The v² relationship comes from the work-energy theorem. A constant force F accelerates a mass m from rest. Using kinematics: d = v²/(2a) and F = ma, so Work = F × d = ma × v²/(2a) = ½mv². Physically, going twice as fast requires stopping over four times the distance (at the same braking force), means four times the crash impact energy, and requires four times the energy to reach that speed from rest. This nonlinear relationship is why speed limits matter disproportionately for safety.

Stopping distance is directly proportional to kinetic energy. If braking force F is constant, Work = F × d must equal KE = ½mv². So d = mv²/(2F) = KE/F. At 30 mph (13.4 m/s), a 1,500 kg car with 8,000 N braking force: KE = 134,670 J, d = 16.8 m. At 60 mph (26.8 m/s): KE = 538,680 J, d = 67.3 m — exactly 4× farther despite only 2× the speed. This is why the Highway Code warns that stopping distance quadruples when speed doubles.
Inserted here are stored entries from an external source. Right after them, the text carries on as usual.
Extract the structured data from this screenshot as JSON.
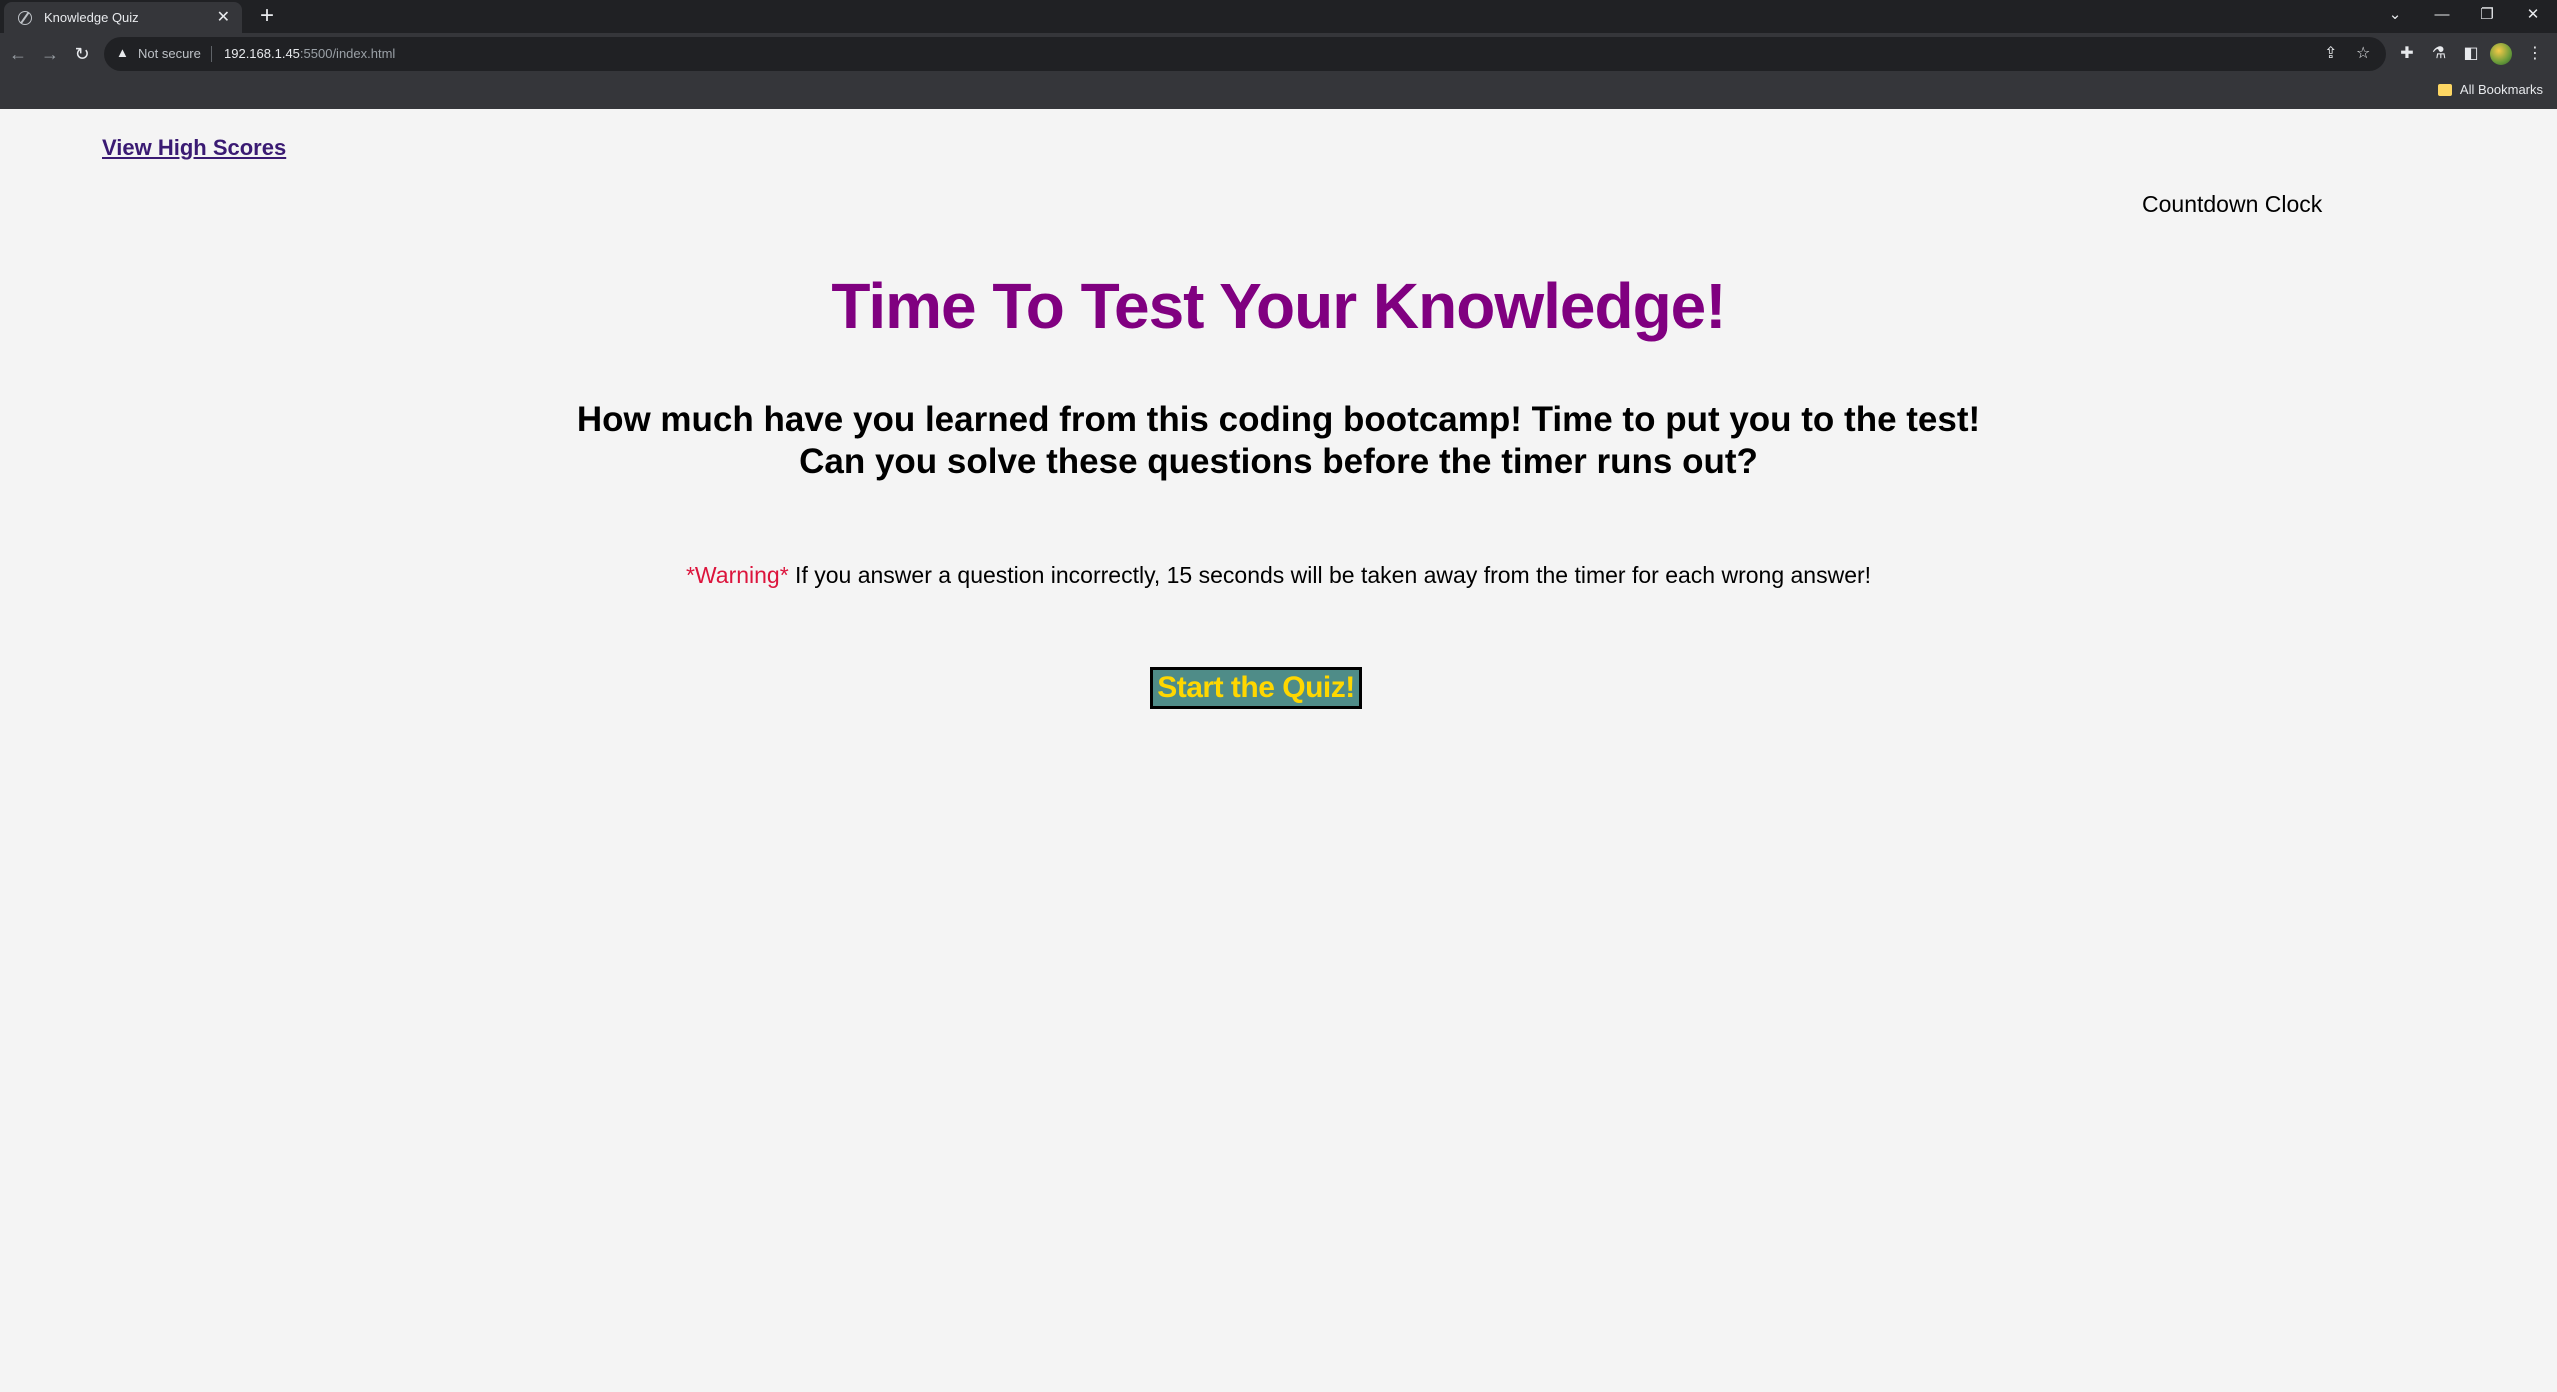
{
  "browser": {
    "tab_title": "Knowledge Quiz",
    "tab_close": "✕",
    "new_tab": "+",
    "not_secure": "Not secure",
    "url_host": "192.168.1.45",
    "url_rest": ":5500/index.html",
    "bookmarks_label": "All Bookmarks",
    "window_controls": {
      "minimize": "—",
      "restore": "❐",
      "close": "✕",
      "tab_search": "⌄"
    }
  },
  "page": {
    "highscores_link": "View High Scores",
    "countdown_label": "Countdown Clock",
    "title": "Time To Test Your Knowledge!",
    "subtitle_line1": "How much have you learned from this coding bootcamp! Time to put you to the test!",
    "subtitle_line2": "Can you solve these questions before the timer runs out?",
    "warning_tag": "*Warning*",
    "warning_text": " If you answer a question incorrectly, 15 seconds will be taken away from the timer for each wrong answer!",
    "start_button": "Start the Quiz!"
  },
  "colors": {
    "title": "#800080",
    "warning_tag": "#dc143c",
    "button_bg": "#4f8c88",
    "button_text": "#ffd700",
    "link": "#3a1a73"
  }
}
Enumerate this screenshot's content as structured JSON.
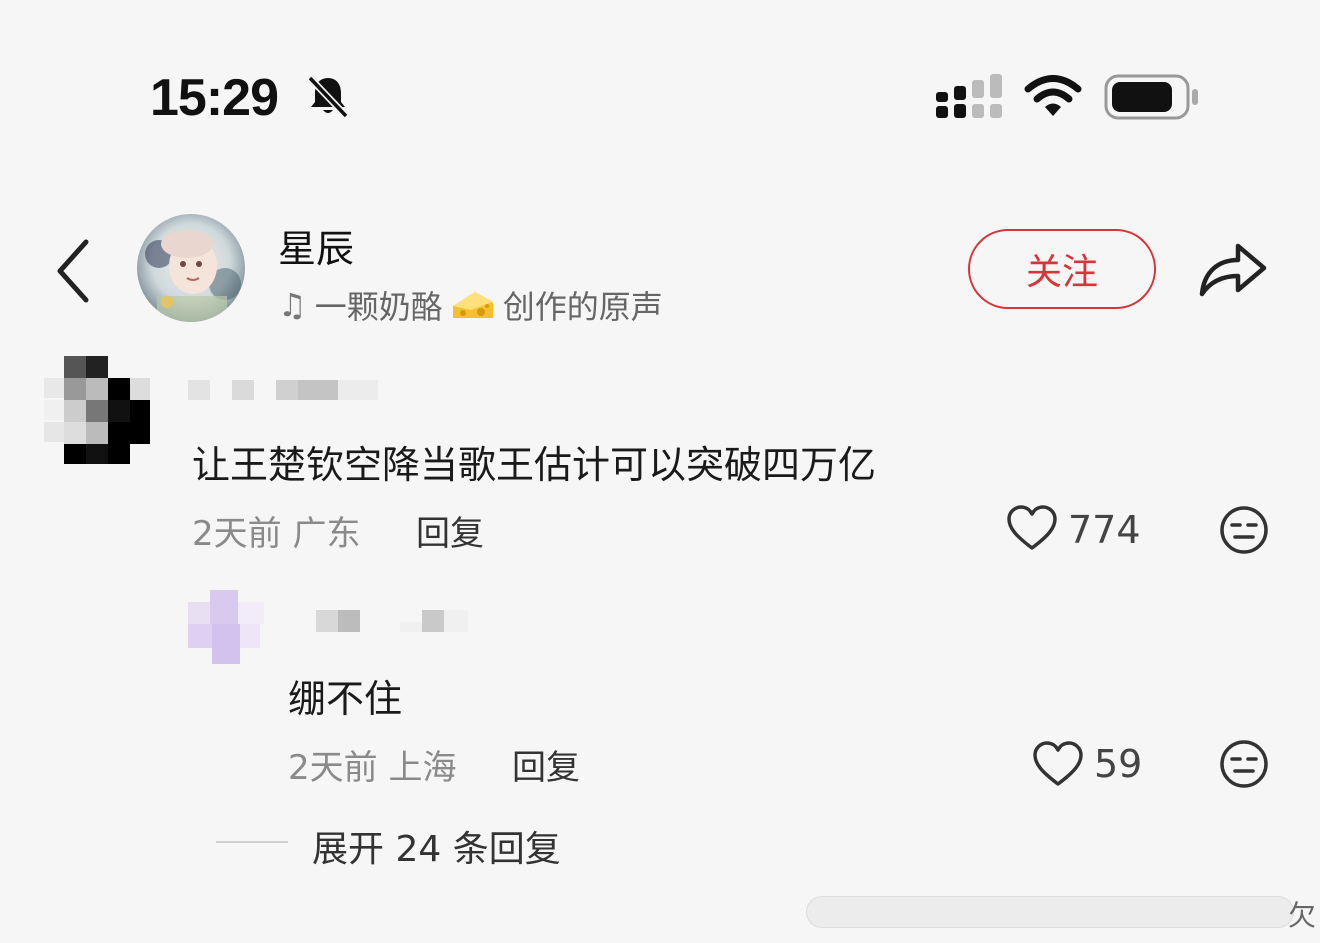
{
  "status_bar": {
    "time": "15:29",
    "icons": [
      "bell-muted-icon",
      "signal-icon",
      "wifi-icon",
      "battery-icon"
    ]
  },
  "header": {
    "username": "星辰",
    "music_prefix": "一颗奶酪",
    "music_suffix": "创作的原声",
    "follow_label": "关注",
    "accent_color": "#d9343a"
  },
  "comments": [
    {
      "text": "让王楚钦空降当歌王估计可以突破四万亿",
      "meta": "2天前 广东",
      "reply_label": "回复",
      "likes": "774"
    },
    {
      "text": "绷不住",
      "meta": "2天前 上海",
      "reply_label": "回复",
      "likes": "59"
    }
  ],
  "expand_label": "展开 24 条回复",
  "corner_glyph": "欠"
}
From Joules: 1 kJ = 1,000 J; 1 MJ = 1,000,000 J; 1 Wh = 3,600 J; 1 kWh = 3,600,000 J; 1 BTU = 1,055 J; 1 foot-pound = 1.356 J; 1 calorie = 4.184 J. Example: a 1,500 kg car at 27.8 m/s has KE = 579,510 J = 579.5 kJ = 0.161 kWh = 549 BTU. In EV battery terms: a 50 kWh battery stores 50,000 Wh = 180,000,000 J — about 311 times the kinetic energy of a car at highway speed.

Kinetic energy (KE = ½mv²) and momentum (p = mv) both involve mass and velocity but differ in key ways. KE is scalar (no direction), proportional to v², measured in Joules. Momentum is vector (has direction), proportional to v, measured in kg·m/s. In collisions: momentum is always conserved; KE is only conserved in elastic collisions. Practical difference: two 1,000 kg cars each moving at 20 m/s in opposite directions have the same KE (400 kJ each) but their momenta cancel (net = 0). Understanding which quantity applies changes the analysis completely.

Kinetic energy calculations appear throughout engineering. Flywheel energy storage: a 100 kg flywheel rotating at 3,000 RPM (314 rad/s) stores KE = ½Iω² where I is moment of inertia. Vehicle crash testing: regulatory standards require cars to absorb specific KE amounts (frontal crash at 56 km/h into a rigid barrier = ½ × 1,500 × 15.6² ≈ 182 kJ). Impact mechanics: pile driver energy = ½mv² determines penetration depth. Ballistics: bullet energy = ½mv² determines armor penetration. Hydroelectric power: water KE converts to electrical energy via turbines.